The unexamined Joe Biden
I recently wrote a column about the importance of local journalists, a dying breed, in a media era dominated by internet information swapping that passes for journalism. I love the internet for rapid transmission of news-just not how it makes some of us journalists lazy in the process.
And here is a case in point: While online media has been regurgitating shameless hit jobs on Republican vice presidential candidate Sarah Palin, where's the scrutiny of the Democratic nominee? Sen. Joseph Biden has a long career in the Senate. He admitted plagiarizing speeches during his 1988 presidential campaign-has he lifted more? He presided over notably contentious confirmation hearings for Supreme Court justice nominees Robert Bork and Clarence Thomas-has his role in promoting partisanship over court selections been aired? And then along comes this: At a University of Iowa campaign speech last year Biden described the awful details of the 1972 car crash that killed his wife and baby daughter and said that a "guy who allegedly ... drank his lunch" drove the truck that killed them. In one 2001 clip from the University of Delaware, he told students the truck driver "stopped to drink instead of drive." He's apparently used the narrative often enough that The New York Times, The Economist, and NPR have repeated it recently as fact.

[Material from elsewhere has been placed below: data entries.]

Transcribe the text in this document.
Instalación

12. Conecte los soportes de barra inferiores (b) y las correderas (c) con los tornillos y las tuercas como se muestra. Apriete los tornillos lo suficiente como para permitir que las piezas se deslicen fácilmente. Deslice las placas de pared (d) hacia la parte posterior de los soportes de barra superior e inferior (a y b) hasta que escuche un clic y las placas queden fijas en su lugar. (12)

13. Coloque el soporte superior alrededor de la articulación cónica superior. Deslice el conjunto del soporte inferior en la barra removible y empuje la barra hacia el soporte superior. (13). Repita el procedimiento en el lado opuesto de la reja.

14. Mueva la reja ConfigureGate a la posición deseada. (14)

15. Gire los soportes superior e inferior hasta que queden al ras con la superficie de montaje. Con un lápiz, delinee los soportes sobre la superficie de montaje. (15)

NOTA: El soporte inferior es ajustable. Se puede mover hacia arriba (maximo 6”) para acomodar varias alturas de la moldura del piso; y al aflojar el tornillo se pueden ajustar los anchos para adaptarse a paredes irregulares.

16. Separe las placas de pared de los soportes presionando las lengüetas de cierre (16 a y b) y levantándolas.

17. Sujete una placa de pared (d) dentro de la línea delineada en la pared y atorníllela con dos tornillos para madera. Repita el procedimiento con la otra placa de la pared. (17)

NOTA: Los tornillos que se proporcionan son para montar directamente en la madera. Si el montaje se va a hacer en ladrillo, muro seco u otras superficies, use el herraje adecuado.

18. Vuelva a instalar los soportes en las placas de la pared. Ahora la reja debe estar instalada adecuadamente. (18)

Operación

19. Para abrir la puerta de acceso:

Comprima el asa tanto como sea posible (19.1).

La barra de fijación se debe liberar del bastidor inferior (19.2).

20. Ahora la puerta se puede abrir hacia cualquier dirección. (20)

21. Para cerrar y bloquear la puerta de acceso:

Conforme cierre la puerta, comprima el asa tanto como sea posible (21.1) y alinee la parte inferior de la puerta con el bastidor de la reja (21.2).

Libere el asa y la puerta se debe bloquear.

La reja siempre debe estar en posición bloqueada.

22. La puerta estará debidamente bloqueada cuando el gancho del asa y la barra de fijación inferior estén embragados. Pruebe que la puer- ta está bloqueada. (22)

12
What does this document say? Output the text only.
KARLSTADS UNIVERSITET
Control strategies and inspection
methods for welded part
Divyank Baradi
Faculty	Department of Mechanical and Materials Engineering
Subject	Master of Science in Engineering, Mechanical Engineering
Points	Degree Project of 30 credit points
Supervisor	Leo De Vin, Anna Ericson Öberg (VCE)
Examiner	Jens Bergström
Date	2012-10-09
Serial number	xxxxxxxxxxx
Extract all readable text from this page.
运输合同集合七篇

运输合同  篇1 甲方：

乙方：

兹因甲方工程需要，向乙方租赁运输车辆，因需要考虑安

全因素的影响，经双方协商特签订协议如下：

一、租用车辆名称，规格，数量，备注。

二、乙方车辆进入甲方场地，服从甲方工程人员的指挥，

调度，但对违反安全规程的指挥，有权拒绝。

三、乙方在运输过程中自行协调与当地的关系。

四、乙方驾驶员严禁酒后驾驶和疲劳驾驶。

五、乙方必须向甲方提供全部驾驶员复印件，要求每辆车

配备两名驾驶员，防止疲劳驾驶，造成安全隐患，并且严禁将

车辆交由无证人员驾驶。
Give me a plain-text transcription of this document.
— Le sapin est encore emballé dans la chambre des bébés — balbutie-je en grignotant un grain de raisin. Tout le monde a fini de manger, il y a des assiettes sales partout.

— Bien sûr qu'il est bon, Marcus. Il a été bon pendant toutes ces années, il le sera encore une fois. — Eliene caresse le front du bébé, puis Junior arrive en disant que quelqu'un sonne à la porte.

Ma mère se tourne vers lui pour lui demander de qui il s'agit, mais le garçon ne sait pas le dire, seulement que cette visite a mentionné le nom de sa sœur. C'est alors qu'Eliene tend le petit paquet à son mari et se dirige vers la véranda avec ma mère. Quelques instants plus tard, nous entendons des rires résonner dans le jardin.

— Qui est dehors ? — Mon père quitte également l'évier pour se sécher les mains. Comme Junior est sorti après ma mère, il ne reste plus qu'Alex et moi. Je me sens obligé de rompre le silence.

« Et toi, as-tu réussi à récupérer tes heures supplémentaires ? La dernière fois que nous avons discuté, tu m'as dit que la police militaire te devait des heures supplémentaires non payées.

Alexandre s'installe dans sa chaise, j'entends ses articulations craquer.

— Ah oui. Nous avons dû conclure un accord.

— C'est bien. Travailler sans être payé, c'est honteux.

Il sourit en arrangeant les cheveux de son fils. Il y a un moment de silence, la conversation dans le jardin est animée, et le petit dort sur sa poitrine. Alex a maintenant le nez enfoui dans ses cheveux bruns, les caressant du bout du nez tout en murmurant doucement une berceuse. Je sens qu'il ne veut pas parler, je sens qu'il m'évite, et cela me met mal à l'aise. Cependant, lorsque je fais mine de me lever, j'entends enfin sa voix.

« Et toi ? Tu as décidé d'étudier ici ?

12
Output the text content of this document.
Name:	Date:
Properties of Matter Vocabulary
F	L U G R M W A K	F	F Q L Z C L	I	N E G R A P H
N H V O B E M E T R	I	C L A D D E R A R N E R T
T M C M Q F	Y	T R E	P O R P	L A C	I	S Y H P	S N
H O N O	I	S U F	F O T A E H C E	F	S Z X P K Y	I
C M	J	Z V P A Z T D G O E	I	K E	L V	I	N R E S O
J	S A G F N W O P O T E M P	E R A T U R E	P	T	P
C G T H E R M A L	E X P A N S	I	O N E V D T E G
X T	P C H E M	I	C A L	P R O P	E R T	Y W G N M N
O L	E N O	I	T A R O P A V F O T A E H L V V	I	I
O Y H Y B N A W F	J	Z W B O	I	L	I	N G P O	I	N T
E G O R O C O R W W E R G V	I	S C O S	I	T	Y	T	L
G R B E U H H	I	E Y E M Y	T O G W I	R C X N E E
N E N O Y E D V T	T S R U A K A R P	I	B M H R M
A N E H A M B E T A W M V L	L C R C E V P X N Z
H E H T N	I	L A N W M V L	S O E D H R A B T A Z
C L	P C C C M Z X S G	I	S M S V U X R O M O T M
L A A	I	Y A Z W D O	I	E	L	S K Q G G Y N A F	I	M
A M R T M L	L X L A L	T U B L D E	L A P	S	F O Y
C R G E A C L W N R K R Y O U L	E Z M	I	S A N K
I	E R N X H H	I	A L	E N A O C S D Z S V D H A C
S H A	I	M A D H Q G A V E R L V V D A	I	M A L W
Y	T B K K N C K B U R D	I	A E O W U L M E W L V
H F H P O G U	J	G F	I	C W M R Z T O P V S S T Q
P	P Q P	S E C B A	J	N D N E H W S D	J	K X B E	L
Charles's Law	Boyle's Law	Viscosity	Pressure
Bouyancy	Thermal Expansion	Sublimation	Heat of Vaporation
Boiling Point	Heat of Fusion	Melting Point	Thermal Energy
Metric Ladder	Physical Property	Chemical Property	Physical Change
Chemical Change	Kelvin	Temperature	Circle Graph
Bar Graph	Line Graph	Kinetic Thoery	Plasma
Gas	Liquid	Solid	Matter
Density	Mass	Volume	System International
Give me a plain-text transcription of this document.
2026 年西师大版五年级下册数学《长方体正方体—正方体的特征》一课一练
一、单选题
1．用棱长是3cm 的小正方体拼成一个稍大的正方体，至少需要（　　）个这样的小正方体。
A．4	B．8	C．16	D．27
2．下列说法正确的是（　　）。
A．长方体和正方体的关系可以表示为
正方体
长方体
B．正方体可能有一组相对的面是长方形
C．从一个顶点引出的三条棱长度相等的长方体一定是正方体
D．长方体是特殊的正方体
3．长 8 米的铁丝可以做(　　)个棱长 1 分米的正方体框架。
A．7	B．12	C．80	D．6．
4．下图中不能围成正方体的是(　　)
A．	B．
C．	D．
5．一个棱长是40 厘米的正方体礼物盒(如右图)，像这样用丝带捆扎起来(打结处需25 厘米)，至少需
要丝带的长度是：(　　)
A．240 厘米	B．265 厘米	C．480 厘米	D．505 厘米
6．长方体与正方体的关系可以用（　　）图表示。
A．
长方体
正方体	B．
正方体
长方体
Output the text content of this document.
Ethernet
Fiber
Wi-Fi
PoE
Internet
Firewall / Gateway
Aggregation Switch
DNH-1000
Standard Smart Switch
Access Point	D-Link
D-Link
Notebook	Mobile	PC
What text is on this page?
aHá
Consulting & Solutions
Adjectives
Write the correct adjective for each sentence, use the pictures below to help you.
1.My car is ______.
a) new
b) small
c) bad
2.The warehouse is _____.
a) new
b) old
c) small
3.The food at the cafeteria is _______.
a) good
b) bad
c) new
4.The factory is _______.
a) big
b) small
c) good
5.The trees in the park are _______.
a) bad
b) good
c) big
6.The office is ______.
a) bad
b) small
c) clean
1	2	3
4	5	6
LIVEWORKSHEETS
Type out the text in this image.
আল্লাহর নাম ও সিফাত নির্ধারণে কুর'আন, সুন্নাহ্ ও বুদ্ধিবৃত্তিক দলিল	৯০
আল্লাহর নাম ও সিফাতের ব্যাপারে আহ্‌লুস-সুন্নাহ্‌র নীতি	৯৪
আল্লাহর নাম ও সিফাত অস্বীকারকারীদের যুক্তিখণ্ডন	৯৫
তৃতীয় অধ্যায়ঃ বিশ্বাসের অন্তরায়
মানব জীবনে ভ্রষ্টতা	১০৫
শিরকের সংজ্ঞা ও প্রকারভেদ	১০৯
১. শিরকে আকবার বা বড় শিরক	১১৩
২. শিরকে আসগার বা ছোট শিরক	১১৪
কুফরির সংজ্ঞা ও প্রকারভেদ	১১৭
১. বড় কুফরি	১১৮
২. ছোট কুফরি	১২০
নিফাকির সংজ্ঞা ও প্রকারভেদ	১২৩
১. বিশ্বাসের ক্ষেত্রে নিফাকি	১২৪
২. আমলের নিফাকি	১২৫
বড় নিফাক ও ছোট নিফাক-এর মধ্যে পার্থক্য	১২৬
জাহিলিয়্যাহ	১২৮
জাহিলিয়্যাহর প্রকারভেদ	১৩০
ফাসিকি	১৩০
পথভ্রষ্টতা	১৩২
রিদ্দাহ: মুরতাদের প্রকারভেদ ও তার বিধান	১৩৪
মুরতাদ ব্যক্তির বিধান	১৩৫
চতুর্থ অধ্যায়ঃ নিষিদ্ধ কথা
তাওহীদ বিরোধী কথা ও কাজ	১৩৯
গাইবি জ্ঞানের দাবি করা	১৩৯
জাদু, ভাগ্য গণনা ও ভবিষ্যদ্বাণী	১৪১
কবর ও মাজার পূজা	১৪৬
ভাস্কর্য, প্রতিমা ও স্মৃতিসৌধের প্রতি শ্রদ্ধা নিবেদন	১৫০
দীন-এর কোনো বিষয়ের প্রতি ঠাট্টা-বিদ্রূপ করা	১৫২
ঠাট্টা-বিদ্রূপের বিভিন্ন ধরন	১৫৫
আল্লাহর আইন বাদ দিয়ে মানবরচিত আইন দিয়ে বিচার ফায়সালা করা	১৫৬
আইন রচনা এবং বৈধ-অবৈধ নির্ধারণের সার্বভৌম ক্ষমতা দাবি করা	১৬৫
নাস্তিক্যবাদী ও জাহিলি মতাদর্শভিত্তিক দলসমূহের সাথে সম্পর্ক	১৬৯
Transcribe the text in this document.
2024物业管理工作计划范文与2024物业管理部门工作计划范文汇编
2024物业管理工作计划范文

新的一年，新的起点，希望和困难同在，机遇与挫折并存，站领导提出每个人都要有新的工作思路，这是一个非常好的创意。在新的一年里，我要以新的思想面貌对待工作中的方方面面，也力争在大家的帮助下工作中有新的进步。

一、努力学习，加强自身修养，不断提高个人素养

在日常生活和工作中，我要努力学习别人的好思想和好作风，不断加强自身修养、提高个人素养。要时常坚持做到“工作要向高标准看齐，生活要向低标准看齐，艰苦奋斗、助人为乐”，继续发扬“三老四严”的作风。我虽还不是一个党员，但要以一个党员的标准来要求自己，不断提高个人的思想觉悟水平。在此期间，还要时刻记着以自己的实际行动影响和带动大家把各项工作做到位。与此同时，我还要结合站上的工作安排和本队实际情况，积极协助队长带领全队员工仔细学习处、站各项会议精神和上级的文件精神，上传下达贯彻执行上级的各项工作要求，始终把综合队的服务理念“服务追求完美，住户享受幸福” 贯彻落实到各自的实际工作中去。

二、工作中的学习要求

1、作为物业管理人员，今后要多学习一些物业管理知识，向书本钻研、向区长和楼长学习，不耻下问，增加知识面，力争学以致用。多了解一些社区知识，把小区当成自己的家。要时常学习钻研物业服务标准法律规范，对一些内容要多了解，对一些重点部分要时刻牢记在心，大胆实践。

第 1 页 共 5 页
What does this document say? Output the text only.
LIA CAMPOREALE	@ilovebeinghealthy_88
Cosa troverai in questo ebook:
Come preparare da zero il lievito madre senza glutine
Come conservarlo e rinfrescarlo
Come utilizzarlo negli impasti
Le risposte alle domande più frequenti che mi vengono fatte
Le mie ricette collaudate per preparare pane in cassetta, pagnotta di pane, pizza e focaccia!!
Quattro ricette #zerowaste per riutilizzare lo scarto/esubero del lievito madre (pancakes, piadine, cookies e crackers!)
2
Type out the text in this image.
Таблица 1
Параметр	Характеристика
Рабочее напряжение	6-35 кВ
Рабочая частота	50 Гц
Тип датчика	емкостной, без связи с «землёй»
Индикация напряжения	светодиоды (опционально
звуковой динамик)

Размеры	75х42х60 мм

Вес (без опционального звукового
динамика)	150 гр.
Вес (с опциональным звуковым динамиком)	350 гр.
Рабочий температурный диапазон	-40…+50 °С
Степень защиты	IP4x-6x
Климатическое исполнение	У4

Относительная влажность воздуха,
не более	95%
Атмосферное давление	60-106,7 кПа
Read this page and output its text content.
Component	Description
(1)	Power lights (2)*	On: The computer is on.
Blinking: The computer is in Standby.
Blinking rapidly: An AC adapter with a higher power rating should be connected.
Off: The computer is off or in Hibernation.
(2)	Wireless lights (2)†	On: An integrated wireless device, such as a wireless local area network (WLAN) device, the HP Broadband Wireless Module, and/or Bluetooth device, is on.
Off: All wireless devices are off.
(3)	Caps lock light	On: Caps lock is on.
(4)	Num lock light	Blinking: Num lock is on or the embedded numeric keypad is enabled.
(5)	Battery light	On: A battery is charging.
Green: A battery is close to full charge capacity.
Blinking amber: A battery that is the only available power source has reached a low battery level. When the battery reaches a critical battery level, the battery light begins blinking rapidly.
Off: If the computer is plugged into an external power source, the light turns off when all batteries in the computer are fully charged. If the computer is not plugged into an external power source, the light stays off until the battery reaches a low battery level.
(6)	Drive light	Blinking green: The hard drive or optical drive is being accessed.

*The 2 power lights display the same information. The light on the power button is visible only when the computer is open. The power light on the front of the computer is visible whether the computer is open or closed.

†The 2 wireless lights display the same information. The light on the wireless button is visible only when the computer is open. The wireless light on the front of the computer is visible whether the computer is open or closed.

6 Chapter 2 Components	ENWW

And so Rachel Kipp, a reporter for the Delaware News Journal did the obvious thing: She checked the police record and talked to the truck driver's family. Turns out truck driver Curtis C. Dunn was never charged in the accident and the police report shows no evidence of alcohol as a contributing factor. "The rumor about alcohol being involved by either party, especially the truck driver, is incorrect," said Jerome O. Herlihy, a Delaware Superior Court judge who was chief deputy attorney general and worked with crash investigators in 1972.
Biden's fabrication hasn't been without consequences. Dunn died in 1999 and his daughter, 44, said she "burst into tears" when she saw a clip recently of Biden describing her father as a drunk. "My dad was always there for us," she told the News Journal. She phoned Biden's Senate office to complain about the inaccuracy but received no direct reply. Biden spokesman David Wade told the paper that the senator "fully accepts the Dunn family's word that these rumors were false." Biden apparently never looked into the police reports, a perhaps understandable response after such a tragedy. But to use the tragedy on the campaign trail in such a way is almost as tragic as the national media's willingness to overlook it.